Zekâ daha önce de yetmemiştir. Hemşire olarak klinikte çalışan ama geçmişinde ajan kimliğiyle var olmuş, John’un eşi Mary Morstan (Amanda Abbington) bu kimliğin açığa çıkmaması ve John’a aşkı pahasına Sherlock’a ateş etmeyi göze almış, Sherlock’sa Mary’nin geçmişini kabullenmekten öte takdir etmeyi, onunla John’un eşi olma vasfı dışında ilişki kurmayı bilmiştir. Sherlock, korumaya and içtiği Mary’nin, onun hayatının kurtarmak için kendini merminin önüne atıp ölmesi üzerine can dostu John’la da sınavların en büyüğünü verecektir.
Bir zamanlar oyun kurmak adına kendi ölümünü sahneleyen, John’a iki yıl yas yaşatan Sherlock, ölümün, hele de intiharın, kıyılan canın aslında başkalarından alınan bir şey olduğunu; hayatın, canın bir başına insanın kendisine ait olmadığını idrak ettiği an Eurus’un “Duygusal bağlam Sherlock, her seferinde senin canına okuyor” dediği zaafını alt etmeyi başarır.
Bu aynı zamanda “İyi ve kötü birer peri masalıdır. Hayvanın sağ kalma stratejisinden öte olmayan bir şeye zamanla duygusal anlam atfettik. İyi gerçekten iyi değildir, kötü her zaman yanlış değildir” düsturuyla ahlâki bütün yargılardan azade hareket eden ama aslında içi ölülerle dolu bir uçağı düşmeden yere indirmeye çalışan, çok korkmuş küçük bir kız olan Eurus’u çözdüğü, dahası onunla da bağ kurabildiği andır.

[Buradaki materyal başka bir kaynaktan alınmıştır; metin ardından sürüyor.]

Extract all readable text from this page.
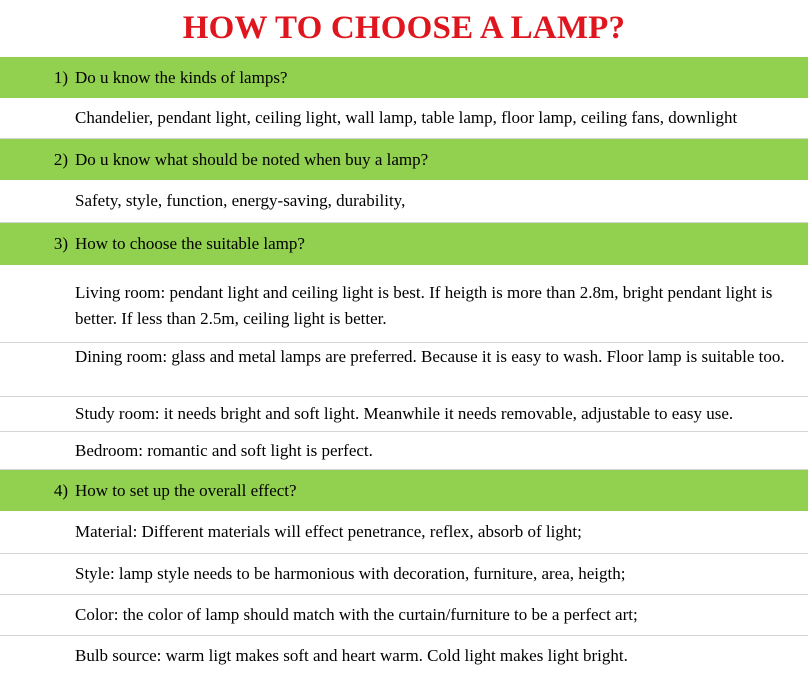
HOW TO CHOOSE A LAMP?
1) Do u know the kinds of lamps?
Chandelier, pendant light, ceiling light, wall lamp, table lamp, floor lamp, ceiling fans, downlight
2) Do u know what should be noted when buy a lamp?
Safety, style, function, energy-saving, durability,
3) How to choose the suitable lamp?
Living room: pendant light and ceiling light is best. If heigth is more than 2.8m, bright pendant light is better. If less than 2.5m, ceiling light is better.
Dining room: glass and metal lamps are preferred. Because it is easy to wash. Floor lamp is suitable too.
Study room: it needs bright and soft light. Meanwhile it needs removable, adjustable to easy use.
Bedroom: romantic and soft light is perfect.
4) How to set up the overall effect?
Material: Different materials will effect penetrance, reflex, absorb of light;
Style: lamp style needs to be harmonious with decoration, furniture, area, heigth;
Color: the color of lamp should match with the curtain/furniture to be a perfect art;
Bulb source: warm ligt makes soft and heart warm. Cold light makes light bright.
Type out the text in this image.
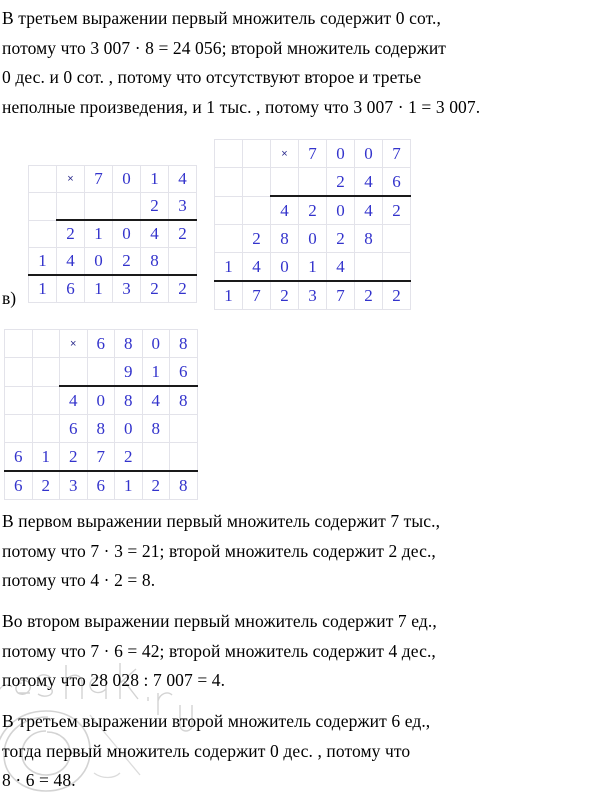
В третьем выражении первый множитель содержит 0 сот.,
потому что 3 007 · 8 = 24 056; второй множитель содержит
0 дес. и 0 сот. , потому что отсутствуют второе и третье
неполные произведения, и 1 тыс. , потому что 3 007 · 1 = 3 007.
в)
	×	7	0	1	4
				2	3
	2	1	0	4	2
1	4	0	2	8	
1	6	1	3	2	2
		×	7	0	0	7
				2	4	6
		4	2	0	4	2
	2	8	0	2	8	
1	4	0	1	4		
1	7	2	3	7	2	2
		×	6	8	0	8
				9	1	6
		4	0	8	4	8
		6	8	0	8	
6	1	2	7	2		
6	2	3	6	1	2	8
В первом выражении первый множитель содержит 7 тыс.,
потому что 7 · 3 = 21; второй множитель содержит 2 дес.,
потому что 4 · 2 = 8.
Во втором выражении первый множитель содержит 7 ед.,
потому что 7 · 6 = 42; второй множитель содержит 4 дес.,
потому что 28 028 : 7 007 = 4.
В третьем выражении второй множитель содержит 6 ед.,
тогда первый множитель содержит 0 дес. , потому что
8 · 6 = 48.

“Hatıralar yeniden su yüzüne çıkabilir. Yaralar yeniden açılabilir. Yürüdüğümüz yolların altında iblisler var. Ve senin iblisin çok uzun zamandır bekliyordu” diyen Mycroft’un aksine Sherlock iblisi değil, iblisin içindeki yapayalnız insanı görür.
Hiçbir şey yolunda gitmediğinde “Tamam iyi değil, olmayacak da ama işte neyse o” diyen bir Sherlock, size de ihtiyacınıza göre el verebilir. Zihniniz, kalbiniz, ruhunuz, bedeniniz, nereniz ağrıyorsa tam da oradan. Yeter ki bedeline hazır olun. Şifa bir şeyler pahasına gelendir.